Since most of the Glosters today are buff, their feathers are long and tick. I find it most advantageous to cut the feathers around the vent to allow contact between the birds during the breeding season. I use a pair of scissors and cut behind the legs to the vent. DO NOT cut the fine guide feathers on the vent, as this is the only way a male is sure of contact. I don't pull feathers around the vent as I think this will irritate the birds as new feathers grow.

Breeding the Gloster is no different that breeding colorbred or any other variety of canary.
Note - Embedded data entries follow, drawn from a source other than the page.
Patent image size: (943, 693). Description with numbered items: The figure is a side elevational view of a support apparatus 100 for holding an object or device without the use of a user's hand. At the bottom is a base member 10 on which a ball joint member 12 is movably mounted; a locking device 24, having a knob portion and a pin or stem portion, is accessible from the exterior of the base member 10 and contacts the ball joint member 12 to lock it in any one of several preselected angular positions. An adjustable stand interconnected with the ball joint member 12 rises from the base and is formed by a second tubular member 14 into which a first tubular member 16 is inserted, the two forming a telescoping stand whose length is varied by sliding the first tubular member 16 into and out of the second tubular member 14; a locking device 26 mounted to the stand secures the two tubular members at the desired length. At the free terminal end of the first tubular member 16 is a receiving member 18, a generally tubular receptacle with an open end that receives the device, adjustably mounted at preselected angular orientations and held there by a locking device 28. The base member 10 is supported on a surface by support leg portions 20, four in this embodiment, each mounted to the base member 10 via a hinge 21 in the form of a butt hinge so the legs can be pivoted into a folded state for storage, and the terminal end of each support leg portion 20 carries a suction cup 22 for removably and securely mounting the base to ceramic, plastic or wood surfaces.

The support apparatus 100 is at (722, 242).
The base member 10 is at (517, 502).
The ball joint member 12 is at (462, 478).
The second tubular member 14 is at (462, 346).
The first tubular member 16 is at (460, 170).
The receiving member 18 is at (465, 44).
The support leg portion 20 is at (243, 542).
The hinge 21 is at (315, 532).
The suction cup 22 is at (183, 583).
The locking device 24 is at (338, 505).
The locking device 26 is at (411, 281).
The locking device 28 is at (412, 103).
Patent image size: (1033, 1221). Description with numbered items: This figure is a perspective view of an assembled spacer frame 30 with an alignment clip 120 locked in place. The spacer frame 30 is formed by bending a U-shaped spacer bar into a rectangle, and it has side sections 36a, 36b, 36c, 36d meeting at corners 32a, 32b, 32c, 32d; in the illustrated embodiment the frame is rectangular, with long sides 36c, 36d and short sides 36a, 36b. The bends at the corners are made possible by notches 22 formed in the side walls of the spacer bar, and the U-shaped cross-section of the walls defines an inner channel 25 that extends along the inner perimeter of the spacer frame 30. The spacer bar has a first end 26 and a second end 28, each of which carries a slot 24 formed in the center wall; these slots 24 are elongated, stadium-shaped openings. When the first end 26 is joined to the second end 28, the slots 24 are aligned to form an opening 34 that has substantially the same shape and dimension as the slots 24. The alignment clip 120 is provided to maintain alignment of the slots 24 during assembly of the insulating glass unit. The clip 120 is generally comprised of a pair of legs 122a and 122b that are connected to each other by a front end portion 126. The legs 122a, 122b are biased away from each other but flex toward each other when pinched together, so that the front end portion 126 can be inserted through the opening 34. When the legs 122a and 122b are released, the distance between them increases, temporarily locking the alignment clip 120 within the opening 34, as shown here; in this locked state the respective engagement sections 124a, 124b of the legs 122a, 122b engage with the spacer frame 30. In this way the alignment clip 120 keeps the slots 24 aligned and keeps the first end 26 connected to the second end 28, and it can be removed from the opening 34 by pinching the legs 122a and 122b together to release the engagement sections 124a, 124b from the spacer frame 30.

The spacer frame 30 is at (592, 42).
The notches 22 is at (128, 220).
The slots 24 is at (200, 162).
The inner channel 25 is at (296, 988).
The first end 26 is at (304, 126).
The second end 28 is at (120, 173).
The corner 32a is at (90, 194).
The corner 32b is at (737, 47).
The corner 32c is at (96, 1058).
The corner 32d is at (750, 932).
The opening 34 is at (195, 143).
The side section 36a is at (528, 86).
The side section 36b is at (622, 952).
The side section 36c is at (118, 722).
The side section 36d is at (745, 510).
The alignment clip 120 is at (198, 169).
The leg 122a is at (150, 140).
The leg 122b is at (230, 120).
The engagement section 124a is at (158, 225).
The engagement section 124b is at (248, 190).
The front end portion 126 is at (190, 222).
The Corona (crest) is probably the most popular and most new breeders to the hobby are surprised to find the Coronas are not only confined to one sex. I band the birds at seven to ten days or when their eyes open. I band with IGBA band that assures other breeders that these birds are of Gloster blood at any time.

The International Gloster Breeders Association, which was organized in England by G. R. Wolfendale, is alive and well in the United States. The national secretary is Barbara Rosario, 715 Avocado Court, Del Mar, CA 92014-391. Dues are $20 single and $25 for a double with a newsletter published quarterly. The club patronizes the local show with IGBA rosettes for best Consort and Corona as well as best novice breeder for consort or corona just for the asking.

Show the birds can bring about a lot of enjoyment for the fancier. Attending a bird show can bring much satisfaction and help your breeding by seeing other bird breeders and comparing the good and pad points of each bird. Many people work years to achieve national recognition for their birds but you must first start at home and climb the ladder.

The Gloster Fancy canary offers a challenge to the breeder. Glosters have great personalities and great look too. The birds in general are very calm and quite.

For more information on the exact pairing, breeding setups, show and other matters concerning the breed, a good book is available form the Audubon Publishing Company called The Gloster Fancy Canary by John Cross and the Gloster Fancy Canary by Barret and Blackwell. This is a list of two good books on the subject and certainly worth reading or adding to your library. The local bird club may even have these books available for check out.